Virtually every life insurance product is sold with an “illustration”. These illustrations often become the framework of client understanding and the pivotal selling point for the broker. But illustrations are just that, pictures of events that might be. Not contractual outcomes.
The more creative the picture (and picture-maker), the greater the likelihood of misleading conclusions about a policy’s merit and future performance.
This picture of information is merely a reflection of the illustrator’s assumptions and is therefore virtually meaningless in any true measurement of actual performance or even as a useful tool in comparing products.

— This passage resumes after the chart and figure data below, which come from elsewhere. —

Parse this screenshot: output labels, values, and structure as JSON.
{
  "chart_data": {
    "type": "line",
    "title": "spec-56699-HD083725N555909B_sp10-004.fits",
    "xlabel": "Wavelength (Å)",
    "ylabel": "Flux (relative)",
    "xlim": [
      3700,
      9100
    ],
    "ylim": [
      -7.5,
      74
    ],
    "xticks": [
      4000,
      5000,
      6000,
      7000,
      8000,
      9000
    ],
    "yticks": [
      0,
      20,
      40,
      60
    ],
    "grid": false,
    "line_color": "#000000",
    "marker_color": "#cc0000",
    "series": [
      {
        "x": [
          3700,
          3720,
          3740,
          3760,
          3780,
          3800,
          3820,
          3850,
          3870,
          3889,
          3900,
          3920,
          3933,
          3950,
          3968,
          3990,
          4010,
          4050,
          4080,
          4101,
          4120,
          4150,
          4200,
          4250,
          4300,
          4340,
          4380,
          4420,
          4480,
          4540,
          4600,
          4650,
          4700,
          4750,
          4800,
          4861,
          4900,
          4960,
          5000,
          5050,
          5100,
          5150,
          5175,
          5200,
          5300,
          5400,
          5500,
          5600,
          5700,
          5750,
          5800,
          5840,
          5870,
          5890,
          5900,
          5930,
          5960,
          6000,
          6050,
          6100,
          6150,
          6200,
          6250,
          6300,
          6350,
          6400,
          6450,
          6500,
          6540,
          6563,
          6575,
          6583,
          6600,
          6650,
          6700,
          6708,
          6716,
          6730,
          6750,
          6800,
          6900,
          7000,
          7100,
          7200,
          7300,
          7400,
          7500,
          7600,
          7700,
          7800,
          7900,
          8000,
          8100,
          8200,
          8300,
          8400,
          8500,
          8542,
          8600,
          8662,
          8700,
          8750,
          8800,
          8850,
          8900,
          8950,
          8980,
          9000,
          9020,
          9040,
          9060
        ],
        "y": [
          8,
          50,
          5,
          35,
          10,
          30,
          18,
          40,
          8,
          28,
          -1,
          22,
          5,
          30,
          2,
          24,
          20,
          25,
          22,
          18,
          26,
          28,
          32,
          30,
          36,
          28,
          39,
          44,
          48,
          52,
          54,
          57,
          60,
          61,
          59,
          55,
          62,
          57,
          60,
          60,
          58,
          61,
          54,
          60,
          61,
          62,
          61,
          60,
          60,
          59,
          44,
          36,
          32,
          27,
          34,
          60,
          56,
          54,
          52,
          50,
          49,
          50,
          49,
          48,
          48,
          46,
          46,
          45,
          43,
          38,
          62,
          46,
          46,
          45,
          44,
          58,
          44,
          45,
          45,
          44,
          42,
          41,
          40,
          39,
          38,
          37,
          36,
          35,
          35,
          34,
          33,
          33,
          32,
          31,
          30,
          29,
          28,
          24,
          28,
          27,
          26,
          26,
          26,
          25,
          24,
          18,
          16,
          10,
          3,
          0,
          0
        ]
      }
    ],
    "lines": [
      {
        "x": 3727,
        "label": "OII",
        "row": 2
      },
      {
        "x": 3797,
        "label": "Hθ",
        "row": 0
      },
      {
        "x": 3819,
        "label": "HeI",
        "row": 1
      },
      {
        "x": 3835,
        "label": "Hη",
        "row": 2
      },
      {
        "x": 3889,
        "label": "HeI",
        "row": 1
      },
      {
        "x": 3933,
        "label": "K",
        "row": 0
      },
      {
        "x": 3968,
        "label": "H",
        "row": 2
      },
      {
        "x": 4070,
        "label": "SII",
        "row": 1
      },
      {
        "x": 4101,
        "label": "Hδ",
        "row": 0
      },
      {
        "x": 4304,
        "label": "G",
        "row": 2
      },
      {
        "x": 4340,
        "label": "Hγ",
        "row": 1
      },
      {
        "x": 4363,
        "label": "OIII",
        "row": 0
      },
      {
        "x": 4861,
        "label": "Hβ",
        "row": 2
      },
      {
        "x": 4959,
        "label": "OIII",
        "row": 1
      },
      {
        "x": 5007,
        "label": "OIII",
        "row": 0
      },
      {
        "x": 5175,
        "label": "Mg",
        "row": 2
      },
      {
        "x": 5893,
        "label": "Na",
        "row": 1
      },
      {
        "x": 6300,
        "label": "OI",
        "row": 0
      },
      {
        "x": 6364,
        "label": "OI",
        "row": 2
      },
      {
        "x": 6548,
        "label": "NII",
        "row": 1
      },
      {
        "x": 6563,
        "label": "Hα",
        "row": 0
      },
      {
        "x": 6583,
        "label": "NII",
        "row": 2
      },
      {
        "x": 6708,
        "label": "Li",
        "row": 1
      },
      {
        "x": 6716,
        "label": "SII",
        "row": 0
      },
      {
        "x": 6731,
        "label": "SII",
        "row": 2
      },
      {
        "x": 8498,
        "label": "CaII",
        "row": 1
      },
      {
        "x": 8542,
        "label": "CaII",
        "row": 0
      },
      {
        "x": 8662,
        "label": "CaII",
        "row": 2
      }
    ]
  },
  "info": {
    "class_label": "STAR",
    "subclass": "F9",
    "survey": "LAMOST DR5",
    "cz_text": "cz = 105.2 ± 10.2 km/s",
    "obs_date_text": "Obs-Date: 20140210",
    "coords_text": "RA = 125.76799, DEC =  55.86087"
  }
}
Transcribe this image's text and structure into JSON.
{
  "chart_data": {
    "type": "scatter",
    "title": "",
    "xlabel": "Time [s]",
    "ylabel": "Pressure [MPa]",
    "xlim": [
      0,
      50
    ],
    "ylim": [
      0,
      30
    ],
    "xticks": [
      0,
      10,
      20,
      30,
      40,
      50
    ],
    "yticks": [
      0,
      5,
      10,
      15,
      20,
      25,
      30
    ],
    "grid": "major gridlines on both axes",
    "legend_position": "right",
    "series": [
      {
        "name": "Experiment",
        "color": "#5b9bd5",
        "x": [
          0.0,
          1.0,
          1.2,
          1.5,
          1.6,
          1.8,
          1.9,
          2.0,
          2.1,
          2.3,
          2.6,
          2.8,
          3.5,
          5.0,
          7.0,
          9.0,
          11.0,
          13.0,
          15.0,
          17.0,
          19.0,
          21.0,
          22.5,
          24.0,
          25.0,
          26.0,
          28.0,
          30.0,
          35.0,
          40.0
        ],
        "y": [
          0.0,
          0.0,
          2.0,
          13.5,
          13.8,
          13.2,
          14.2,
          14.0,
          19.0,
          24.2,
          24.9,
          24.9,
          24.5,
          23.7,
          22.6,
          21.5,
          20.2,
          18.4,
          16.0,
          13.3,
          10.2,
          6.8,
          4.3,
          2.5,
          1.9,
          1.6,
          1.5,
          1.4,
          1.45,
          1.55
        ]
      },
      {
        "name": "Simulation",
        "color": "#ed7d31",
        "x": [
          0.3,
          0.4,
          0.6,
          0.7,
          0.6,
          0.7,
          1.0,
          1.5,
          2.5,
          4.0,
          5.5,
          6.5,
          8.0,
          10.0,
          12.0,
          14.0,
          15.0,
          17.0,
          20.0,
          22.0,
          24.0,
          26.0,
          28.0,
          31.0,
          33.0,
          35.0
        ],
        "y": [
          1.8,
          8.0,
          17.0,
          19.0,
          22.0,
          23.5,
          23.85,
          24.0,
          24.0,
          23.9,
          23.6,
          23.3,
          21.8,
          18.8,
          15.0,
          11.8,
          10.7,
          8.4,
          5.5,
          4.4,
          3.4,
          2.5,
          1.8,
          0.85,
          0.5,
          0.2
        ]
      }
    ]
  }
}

Illustrations show various numbers and values related to the policy (such as the premium amount, death benefit, cash values, etc.) that are presented for every year as far out as suits the conversation. In a non-guaranteed scenario, a policy’s financial performance depends on a series of costs (which may or may not be guaranteed) and annual rates of return (which cannot be known). These pages of numbers therefore, are often not factual projections of future performance. It becomes essential then, for a true understanding of any illustration, that there is full disclosure of the input factors and the underlying factors of performance. The unfortunate truth is that the broker generally understands very little of the technical underpinnings that drive that performance.
The value of a policy’s performance can only be determined when considered in context and in comparison to the competitive alternatives.
If a product is being illustrated showing extraordinary performance as compared to the alternatives, one might ask “Based on what?”. The insurance companies are investing their funds in mass pooling that will generate certain returns. Period. With what magic wand would this product produce returns differently, given the same market conditions? Or is it more likely that your illustration is not representing a fair comparison?
Life insurance, like any financial product, is defined by a set of costs, tax rules and rates of return that influence the cash values. Each company has their own operating policies (the contract) that will influence those details. It becomes relatively straightforward then, to compare products and even categories of product when those details are made clear.
With proper analysis the issues can be identified, addressed and resolved with facts. Using math based analysis and considering contractual details, insurance products can be measured and compared against each other and non-insurance investment alternatives.
This analysis can and should be done but rarely is the broker equipped to engage in that depth of performance analysis (unless his specific background in Finance or Math gives him those qualifications). Generally speaking, the persons with those qualifications are working on the other side of the equation, for the insurance companies with a mandate to make sure profits increase.
So where does that leave you? Somewhere between the real knowledge (the actuaries inside the insurance company with a mandate to make sure the products they sell are profitable) and the commissioned sales person in front of you. Which of those two do you think has only your best interest at heart? Which of those two is looking to make sure you have all of the information, not just the rosy picture?